Cigar City League
Creating a Rivalry: The Trolley Car's Contribution to Baseball
Professional and quasi-professional leagues and teams originated in the 19th century. Early teams, such as the Tampa Greys, represented the entire city. With the completion of the Fortune Street Bridge in February 1893, local organizers began on using neighborhood teams for inter-city baseball leagues. This bridge and the establishment of the trolley streetcar system linked Ybor City with West Tampa. Because the streetcars allowed for greater travel, teams could play in either centralized locations or in different neighborhoods. Prior to the bridge, it was difficult for people of Ybor City and West Tampa to converge at Plant Field to watch baseball games. By 1913, with the establishment of the Cigar City League (CCL), the trolley car became an instrumental tool in the popularity and mobility of baseball.
Established by Hugh Macfarlane, Cuesta Rey, and other civic leaders, the CCL was established in 1913. Seven teams participated in this league: Cuesta-Rey, Sanchez and Haya, Knight and Wall, and the Tampa-Cuba Cigar Co represented the cigar industry while other teams represented Tampa’s transportation companies, Tampa Gas, and the Police Department. This changed in the summer of 1914 as civic leaders decided to revert to teams that identified with neighborhoods. Moreover, for the 1914 and 1915 seasons, admission to the ballgames was free.

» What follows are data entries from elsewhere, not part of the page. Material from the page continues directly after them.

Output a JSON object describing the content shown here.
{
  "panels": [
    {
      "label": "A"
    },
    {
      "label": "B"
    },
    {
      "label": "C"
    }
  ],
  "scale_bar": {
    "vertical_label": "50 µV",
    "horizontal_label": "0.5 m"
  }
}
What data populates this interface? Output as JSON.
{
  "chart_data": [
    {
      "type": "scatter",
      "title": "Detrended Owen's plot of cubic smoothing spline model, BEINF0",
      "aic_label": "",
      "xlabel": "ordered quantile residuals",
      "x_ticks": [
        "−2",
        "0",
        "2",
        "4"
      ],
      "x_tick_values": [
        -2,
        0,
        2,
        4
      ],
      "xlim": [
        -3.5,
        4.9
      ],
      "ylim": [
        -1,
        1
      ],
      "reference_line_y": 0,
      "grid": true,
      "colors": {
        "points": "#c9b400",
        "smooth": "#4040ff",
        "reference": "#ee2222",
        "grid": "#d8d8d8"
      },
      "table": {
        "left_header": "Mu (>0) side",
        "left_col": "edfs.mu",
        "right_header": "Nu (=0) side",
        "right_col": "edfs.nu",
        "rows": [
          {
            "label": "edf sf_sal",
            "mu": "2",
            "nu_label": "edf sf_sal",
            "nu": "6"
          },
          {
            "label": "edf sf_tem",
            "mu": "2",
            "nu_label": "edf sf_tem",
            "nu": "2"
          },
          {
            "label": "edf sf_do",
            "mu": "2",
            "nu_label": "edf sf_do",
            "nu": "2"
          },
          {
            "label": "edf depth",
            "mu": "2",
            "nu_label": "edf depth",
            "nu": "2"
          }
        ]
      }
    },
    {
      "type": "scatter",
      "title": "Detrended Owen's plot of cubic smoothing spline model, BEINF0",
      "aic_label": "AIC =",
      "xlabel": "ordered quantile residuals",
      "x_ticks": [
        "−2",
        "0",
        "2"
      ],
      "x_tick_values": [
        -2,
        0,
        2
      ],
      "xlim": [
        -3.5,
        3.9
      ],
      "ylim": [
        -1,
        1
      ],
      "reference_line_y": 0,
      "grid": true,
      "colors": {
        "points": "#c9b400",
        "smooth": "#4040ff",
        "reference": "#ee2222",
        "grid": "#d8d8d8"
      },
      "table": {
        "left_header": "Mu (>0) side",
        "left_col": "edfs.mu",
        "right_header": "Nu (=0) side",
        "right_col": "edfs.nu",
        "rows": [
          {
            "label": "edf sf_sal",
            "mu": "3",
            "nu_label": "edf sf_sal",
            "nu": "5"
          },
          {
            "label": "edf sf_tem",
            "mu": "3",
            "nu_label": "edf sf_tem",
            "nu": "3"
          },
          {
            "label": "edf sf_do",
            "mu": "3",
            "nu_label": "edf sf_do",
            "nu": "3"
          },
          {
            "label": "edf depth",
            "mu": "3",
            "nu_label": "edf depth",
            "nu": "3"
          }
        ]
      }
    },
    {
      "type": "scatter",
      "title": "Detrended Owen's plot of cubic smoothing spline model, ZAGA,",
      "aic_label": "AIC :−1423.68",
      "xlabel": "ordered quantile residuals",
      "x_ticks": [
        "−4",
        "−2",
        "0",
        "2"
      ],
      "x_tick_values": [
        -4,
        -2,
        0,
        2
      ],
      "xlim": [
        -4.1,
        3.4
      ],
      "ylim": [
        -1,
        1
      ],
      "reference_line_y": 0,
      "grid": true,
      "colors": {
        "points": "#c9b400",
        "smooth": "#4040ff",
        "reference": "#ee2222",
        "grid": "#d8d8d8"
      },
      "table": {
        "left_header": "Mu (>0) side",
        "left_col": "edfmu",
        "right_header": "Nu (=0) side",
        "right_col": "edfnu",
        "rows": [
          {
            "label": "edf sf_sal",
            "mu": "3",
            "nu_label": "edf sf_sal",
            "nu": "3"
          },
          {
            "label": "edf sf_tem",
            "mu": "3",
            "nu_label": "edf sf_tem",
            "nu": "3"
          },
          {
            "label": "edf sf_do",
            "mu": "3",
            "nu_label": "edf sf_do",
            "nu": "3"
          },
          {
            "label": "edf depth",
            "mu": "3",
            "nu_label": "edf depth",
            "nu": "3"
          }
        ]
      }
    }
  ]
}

The summer of 1915 saw one of the most competitive pennant races in the history of the city. Only two teams remained in the CCL: Ybor City Redtoppers and West Tampa Mackmen. Over the summer, the two teams played thirty times at Plant Field and both teams had each had won 15 games. The league overseers declared that a three-game-playoff would be played to determine that summer’s pennant winner.
The first game of the series was held on October 18, 1915. The Redtoppers won the first game 3-0 behind the pitching of Ronald Barze, the Kissimmee Cowboy, who struck out twelve of West Tampa’s batters. Three days later, the Mackmen defeated Ybor City by the same score, 3-0, to tie the standings once again. The West Tampa pitcher, “The Dade City Cracker” Bryant Bowden, allowed only two hits while scoring the winning run that forced a third and deciding game.
The final game of the series was held at Plant Field on Monday, October 25th. On the morning of the game, the local newspaper noted that “hundreds are expected to lay aside business cares and see the championship battle.” Bowden again pitched for the Mackmen; however, the Redtoppers turned to the services of a high school pitcher. The game began at 8:15 p.m., about one hour after sunset. Organizers decided to start the game later in the day so that cigar factory workers could watch the championship game. Ybor City jumped out to an early lead by scoring a run in the bottom of the first inning. The score stood until the top of the fourth when West Tampa scored four unearned runs. The Mackmen added four more runs, all scored due to Ybor City’s sloppy defensive play. The Redtoppers attempted to rally in the bottom of the ninth. Yet, because of the time of day at which the game was played, darkness totally fell over the stadium making it difficult to see the ball. The West Tampa Mackmen held on and won the City Pennant.